# Converting fixed base to plunge base.



## -Sam- (Sep 24, 2004)

Hi folks, I currently have a fixed base router that I use for my router table. I'm not in a big hurry to get the plunge base router yet but would at least like to know of some accessory or plans to make one. I'm just waiting until I can afford to get the _Porter-Cable _ combo kit. In the mean time, anyone know of some type of plans or accessory to make a fixed base router into a plunge base? I seen the accessory in one of the books I have but don't know where to get one.

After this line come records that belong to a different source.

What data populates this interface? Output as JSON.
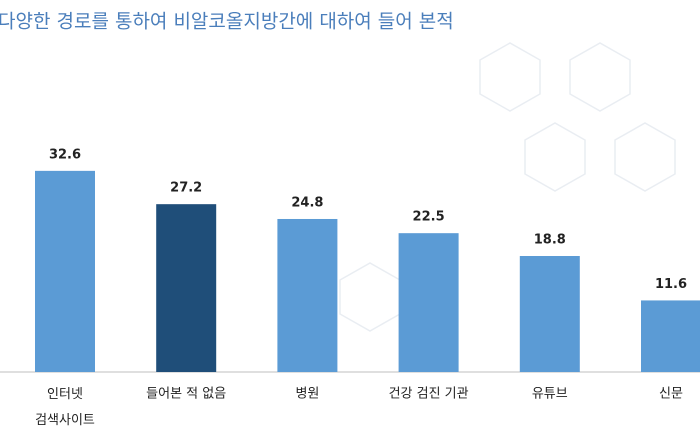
{
  "chart_data": {
    "type": "bar",
    "title": "다양한 경로를 통하여 비알코올지방간에 대하여 들어 본적",
    "categories": [
      [
        "인터넷",
        "검색사이트"
      ],
      "들어본 적 없음",
      "병원",
      "건강 검진 기관",
      "유튜브",
      "신문"
    ],
    "values": [
      32.6,
      27.2,
      24.8,
      22.5,
      18.8,
      11.6
    ],
    "colors": [
      "#5b9bd5",
      "#1f4e79",
      "#5b9bd5",
      "#5b9bd5",
      "#5b9bd5",
      "#5b9bd5"
    ]
  }
}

Later...


----------



## kp91 (Sep 10, 2004)

depending on the brand of router you have, a plunge base may already exist as an accessory. I have seen the individual bases for various types of routers on Ebay.

I did a quick search, and did not find anyone with plunge base plans.
hope this helps,


----------



## ejant (Sep 10, 2004)

Go to the manufacturer of your router's web page and see what they have to offer for it.


----------



## -Sam- (Sep 24, 2004)

kp91 said:


> depending on the brand of router you have, a plunge base may already exist as an accessory. I have seen the individual bases for various types of routers on Ebay.
> 
> I did a quick search, and did not find anyone with plunge base plans.
> hope this helps,


Yeah, I did a search too and didn't find any either. But that's okay, no biggy. I was just thinking about it. I'm not in need of a plunge router yet but would still like to have one. Thanks kp91!


----------



## -Sam- (Sep 24, 2004)

ejant said:


> Go to the manufacturer of your router's web page and see what they have to offer for it.


Nope, they don't have any! But thanks though! Just a thought!


----------